Jerry’s zest for life is clearly infectious to all who meet her. “White wine has one carb, red wine has two carbs, and vodka and gin have none. I looked it up in my carb book. So my conclusion was I could have my vodka martini. I discovered Flemings has this wonderful white cosmo – white cranberry juice, citron vodka, and peach schnapps.”
She has been known to share one of those at happy hour with her golfing buddies, including one who is going through IPT with her. “We play golf when we can. I tell her you have to accept that this is your life. My year was bad last year, some days I was home in bed throwing up. The good news is I was in bed looking at a golf course. I had to do what I had to do when I had to do it. I am still dealing with cancer, but because the tests show its at an undetectable level, I feel I have a little more leeway. I am not going to eat just fish and lettuce for the rest of my life.
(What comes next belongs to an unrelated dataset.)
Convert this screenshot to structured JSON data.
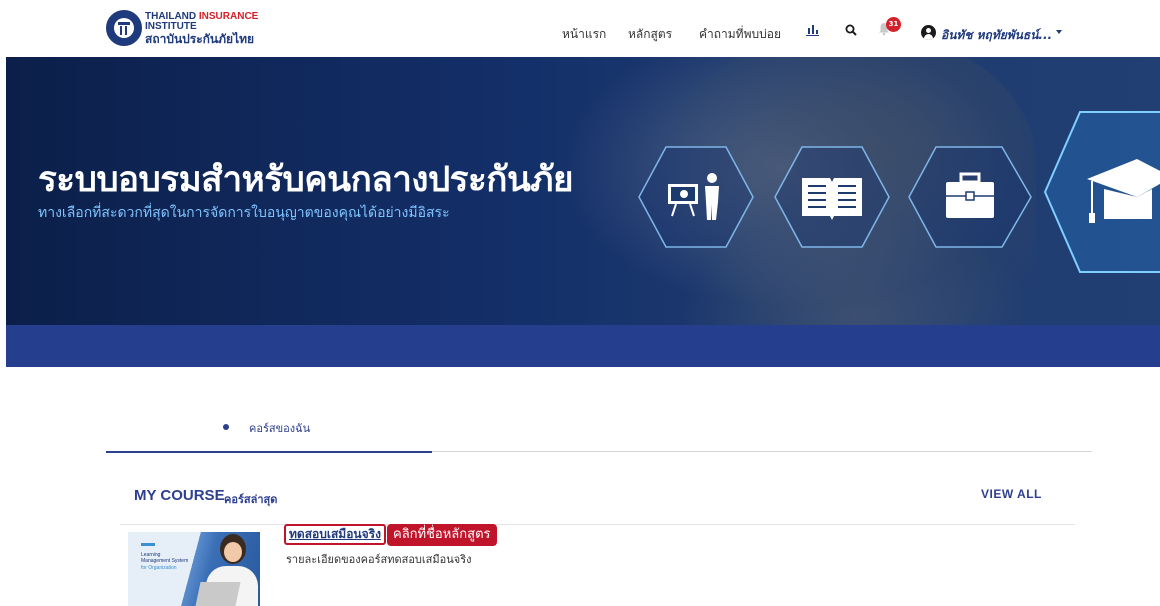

I’ve given up pancakes and waffles. I am today feeling better than I have since before the lung surgery, and I attribute that to my choice of alternative treatment for lung cancer. I can play golf again. I just need more muscle strength to hit the ball harder.”
Jerry was not able to play golf for almost a decade after the pneumonia that ended her Disneyland vacation. “I have felt so good this year that I am now ready to get back to my three days a week of golf. I am ready to get back to my normal life and have the doctors work around me. My breathing is good except when I go up hills. My oxygen test is always at 95, 98 so my saturation level is great. You know, I should have died in 1993. There is a reason why I am still here. I don’t know what it is. I’ve outlived my mother – she died at 62 – and my brother – he died at age 60 of emphysema. I am in great health! I just have these little problems periodically.”
She feels blessed that she has what she describes as the best of both worlds – to live in Reno in the winter where she can continue with IPT with her doctor in Carson City just 20 minutes away – and to live in Scottsdale. “There are people who fly in from Pennsylvania to do this.”
As they like to say in golf, positive mental attitude brings peak performance.